It was there. Now it isn't. May 9, 2011 7:07 AM Subscribe

First I read the thread about the names at the 9/11 memorial. Great article. Then I see a "related post" at the end of that thread and it brings me to a thread about controversial art one year after 9/11. And when I try to follow that thread... the memory hole has gobbled everything...

One of the truly great things about MeFi is its snapshots of time. I wanted to go back to 2002, for a moment, because of the great article I read today. And when I did, there were a bunch of dead links to something quite notable.

I don't know what is to be done about it, but I wanted to open the discussion to see if I am the only one with this thought (in which case, I will move along...) and if I'm not, what can we or should we do about it?

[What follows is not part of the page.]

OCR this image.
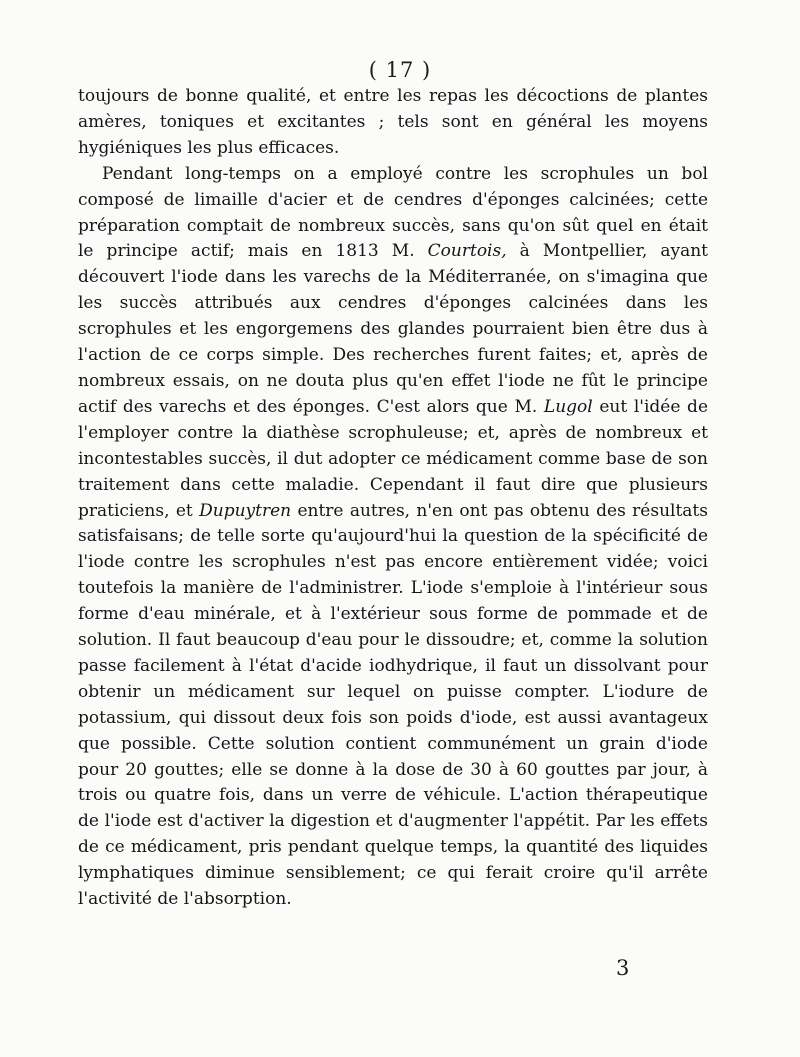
( 17 )

toujours de bonne qualité, et entre les repas les décoctions de plantes amères, toniques et excitantes ; tels sont en général les moyens hygiéniques les plus efficaces.

Pendant long-temps on a employé contre les scrophules un bol composé de limaille d'acier et de cendres d'éponges calcinées; cette préparation comptait de nombreux succès, sans qu'on sût quel en était le principe actif; mais en 1813 M. Courtois, à Montpellier, ayant découvert l'iode dans les varechs de la Méditerranée, on s'imagina que les succès attribués aux cendres d'éponges calcinées dans les scrophules et les engorgemens des glandes pourraient bien être dus à l'action de ce corps simple. Des recherches furent faites; et, après de nombreux essais, on ne douta plus qu'en effet l'iode ne fût le principe actif des varechs et des éponges. C'est alors que M. Lugol eut l'idée de l'employer contre la diathèse scrophuleuse; et, après de nombreux et incontestables succès, il dut adopter ce médicament comme base de son traitement dans cette maladie. Cependant il faut dire que plusieurs praticiens, et Dupuytren entre autres, n'en ont pas obtenu des résultats satisfaisans; de telle sorte qu'aujourd'hui la question de la spécificité de l'iode contre les scrophules n'est pas encore entièrement vidée; voici toutefois la manière de l'administrer. L'iode s'emploie à l'intérieur sous forme d'eau minérale, et à l'extérieur sous forme de pommade et de solution. Il faut beaucoup d'eau pour le dissoudre; et, comme la solution passe facilement à l'état d'acide iodhydrique, il faut un dissolvant pour obtenir un médicament sur lequel on puisse compter. L'iodure de potassium, qui dissout deux fois son poids d'iode, est aussi avantageux que possible. Cette solution contient communément un grain d'iode pour 20 gouttes; elle se donne à la dose de 30 à 60 gouttes par jour, à trois ou quatre fois, dans un verre de véhicule. L'action thérapeutique de l'iode est d'activer la digestion et d'augmenter l'appétit. Par les effets de ce médicament, pris pendant quelque temps, la quantité des liquides lymphatiques diminue sensiblement; ce qui ferait croire qu'il arrête l'activité de l'absorption.

3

posted by andreaazure to Etiquette/Policy at 7:07 AM (27 comments total) 2 users marked this as a favorite

what can we or should we do about it?

Use the Google Cache for recent outages and the Wayback Machine for older stuff?

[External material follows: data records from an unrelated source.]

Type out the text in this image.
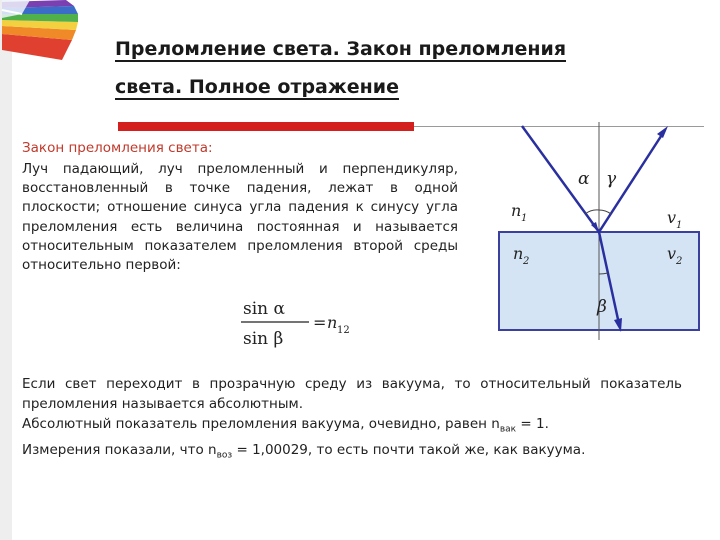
Преломление света. Закон преломления
света. Полное отражение
Закон преломления света:
Луч падающий, луч преломленный и перпендикуляр, восстановленный в точке падения, лежат в одной плоскости; отношение синуса угла падения к синусу угла преломления есть величина постоянная и называется относительным показателем преломления второй среды относительно первой:
sin α
sin β
= n 12
α γ
β
n 1	v 1
n 2	v 2

Если свет переходит в прозрачную среду из вакуума, то относительный показатель преломления называется абсолютным.

Абсолютный показатель преломления вакуума, очевидно, равен $n_{вак} = 1$.

Измерения показали, что $n_{воз} = 1,00029$, то есть почти такой же, как вакуума.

It's not a perfect solution. The News from Babylon robots.txt prevented the Wayback Machine from archiving it.
posted by jedicus at 7:11 AM on May 9, 2011

One of the things that most disturbs me as a web designer is that the web is worse than ephemeral. With old-timey ephemera, some of it hung around for we later generations to examine. Once it's gone from the internet, the electrons just flitter away. Wayback is only a partial solution. I look at some of my old designs, and get pages full of broken image links, etc.

In this world of short attention spans, we just have to accept the fact that some stuff is just gone.
posted by crunchland at 7:18 AM on May 9, 2011 [1 favorite]

Hm, it shouldn't be too hard to whip up an rss follower to mirror all the links/perquisites of FPPs. I imagine it would have to be community-driven though; I doubt #1 would be interested in the hilarious lawyer's fees.
posted by Skorgu at 7:22 AM on May 9, 2011

Some clever person could probably make a script that would automatically create alternate archive.org wayback links for the urls that appear in a post, for folks who want to go wandering through older stuff and at least save themselves a couple clicks per link regardless of whether or not archive.org turns out to have a copy of the old linked page.

Beyond that, though, it's hard to see what would be a reliably good use of energy for fixing old rotten links as a general plan: if archive.org has it, great, but they don't have everything; for stuff they don't have, the alternatives are to try and find a cache of some sort elsewhere, or to produce an alternate link entirely; those are both highly manual processes and would involve investigation and guesswork to even find the appropriate link; and, at that, the new links might rot in a few years too if the alternate source isn't stable.

It's a frustrating thing, because it'd be great if there was some way to retroactively make that stuff rock solid. But locally caching the content of links posted to Mefi is a non-starter, and a moot point for the archives in any case.

So I both sort of like the idealized notion of, and don't see a realistic angle for, fielding the backtagging energy around here to slog through replacement links on old posts. Especially since we'd probably have to do the same thing again five years later.
posted by cortex (staff) at 8:12 AM on May 9, 2011

In this world of short attention spans, we just have to accept the fact that some stuff is just gone.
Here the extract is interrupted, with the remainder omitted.